Fale-me sobre o próximo livro.

O nome provisório é “Café-Colina”. É um romance sobre a forma como tudo aquilo que nós somos é construído e nós poderíamos ser completamente diferentes, e viver de forma completamente diferente e sermos felizes com isso. Isso quer dizer que poderíamos aprender a viver sem depender de um salário, sem comer batatas.

Sermos autossuficientes?

Sim. É um livro muito do novo milénio. Não é sobre colonialismo ou questões do corpo, mas sim sobre questões da ética e do Eu, e da forma como estamos no mundo. É um livro que corresponde, como tudo o que escrevo, aos meus ímpetos de comunicar coisas às pessoas.

Escreveu muito sobre colonialismo e o seu passado. Como foi parar a um novo tema?

Agora porque há urgências. Escrever sobre a minha experiência colonial era uma urgência, era uma coisa que andava a rolar dentro de mim. Em “A Gorda”, há a questão do corpo, da perda, foi a seguinte urgência. E este livro é a terceira urgência. São coisas que andam dentro de mim há muitas décadas, desde pequena, todos os dias olho para o mundo e vejo a forma como vivemos, como pensamos e trabalhamos, e quero questionar tudo isso, mostrar às pessoas.

Porquê agora?

As coisas vão amadurecendo e há uma altura certa. Esta questão que vou trabalhar no próximo livro não consigo esgotá-la num só romance. Não sei se vou ter uma trilogia, mas é um assunto que para o trabalhar sem ter uma forma didáctica, porque o livro é um romance e tem de ser lido como tal, aquilo que quero dizer não pode ser lá metido como uma imposição ao leitor. Preciso de mais de um livro para falar sobre isso. Arrumei outros assuntos e este impôs-se.

Vai voltar a escrever sobre colonialismo?
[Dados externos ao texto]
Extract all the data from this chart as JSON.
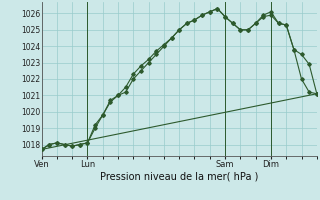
{
  "bg_color": "#cce8e8",
  "grid_color": "#99cccc",
  "line_color": "#2d5a2d",
  "title": "Pression niveau de la mer( hPa )",
  "xtick_labels": [
    "Ven",
    "Lun",
    "Sam",
    "Dim"
  ],
  "xtick_positions": [
    0,
    12,
    48,
    60
  ],
  "ylim": [
    1017.3,
    1026.7
  ],
  "yticks": [
    1018,
    1019,
    1020,
    1021,
    1022,
    1023,
    1024,
    1025,
    1026
  ],
  "xlim": [
    0,
    72
  ],
  "line1_x": [
    0,
    2,
    4,
    6,
    8,
    10,
    12,
    14,
    16,
    18,
    20,
    22,
    24,
    26,
    28,
    30,
    32,
    34,
    36,
    38,
    40,
    42,
    44,
    46,
    48,
    50,
    52,
    54,
    56,
    58,
    60,
    62,
    64,
    66,
    68,
    70,
    72
  ],
  "line1_y": [
    1017.7,
    1018.0,
    1018.1,
    1018.0,
    1017.9,
    1018.0,
    1018.1,
    1019.0,
    1019.8,
    1020.7,
    1021.0,
    1021.5,
    1022.3,
    1022.8,
    1023.2,
    1023.7,
    1024.1,
    1024.5,
    1025.0,
    1025.4,
    1025.6,
    1025.9,
    1026.1,
    1026.3,
    1025.8,
    1025.4,
    1025.0,
    1025.0,
    1025.4,
    1025.9,
    1026.1,
    1025.4,
    1025.3,
    1023.8,
    1023.5,
    1022.9,
    1021.1
  ],
  "line2_x": [
    0,
    2,
    4,
    6,
    8,
    10,
    12,
    14,
    16,
    18,
    20,
    22,
    24,
    26,
    28,
    30,
    32,
    34,
    36,
    38,
    40,
    42,
    44,
    46,
    48,
    50,
    52,
    54,
    56,
    58,
    60,
    62,
    64,
    66,
    68,
    70,
    72
  ],
  "line2_y": [
    1017.7,
    1018.0,
    1018.1,
    1018.0,
    1017.9,
    1018.0,
    1018.1,
    1019.2,
    1019.8,
    1020.6,
    1021.0,
    1021.2,
    1022.0,
    1022.5,
    1023.0,
    1023.5,
    1024.0,
    1024.5,
    1025.0,
    1025.4,
    1025.6,
    1025.9,
    1026.1,
    1026.3,
    1025.8,
    1025.4,
    1025.0,
    1025.0,
    1025.4,
    1025.8,
    1025.9,
    1025.4,
    1025.3,
    1023.8,
    1022.0,
    1021.2,
    1021.1
  ],
  "line3_x": [
    0,
    72
  ],
  "line3_y": [
    1017.7,
    1021.1
  ],
  "vline_positions": [
    12,
    48,
    60
  ],
  "minor_xtick_interval": 4
}
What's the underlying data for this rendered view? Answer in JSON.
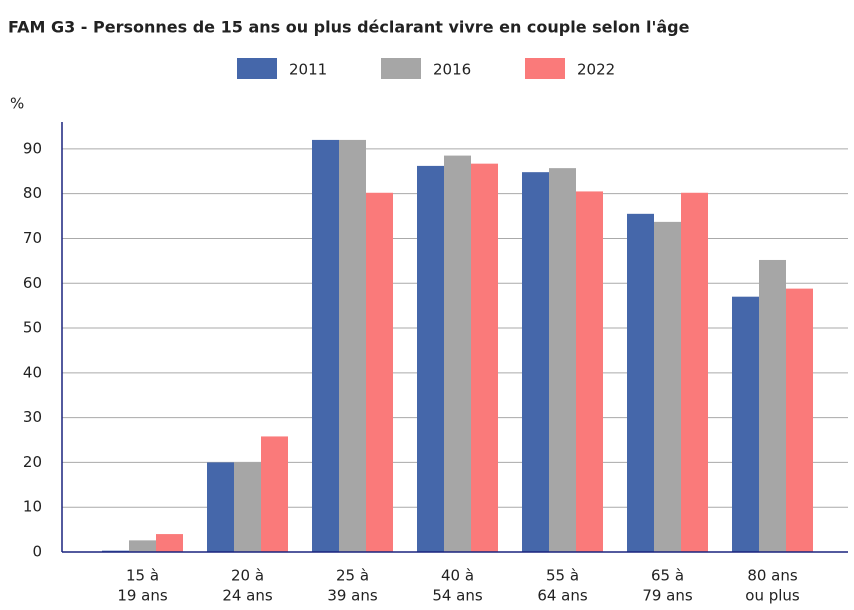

Sim, não me posso libertar disso. É aquilo que eu sou. Há tanto colonialismo em mim que, para mim, Macau é o sítio mais lindo da China, mas nunca lá fui. E faz parte de mim, do que aprendi na escola primária. Em Moçambique as coisas mais bonitas vinham de Macau, os objectos. Pertencia aquele imaginário. Portugal tem muito pouca memória de Macau, já não se fala de Macau. Quando me falam de Macau eu tenho um imaginário, que é o frontispício das Ruínas de São Paulo e daquelas ruas com as lanternas. Tenho ideia das mercadorias que vinham de Macau e que ambicionávamos ter em Moçambique. Em Lourenço Marques havia muitos macaenses com lojas.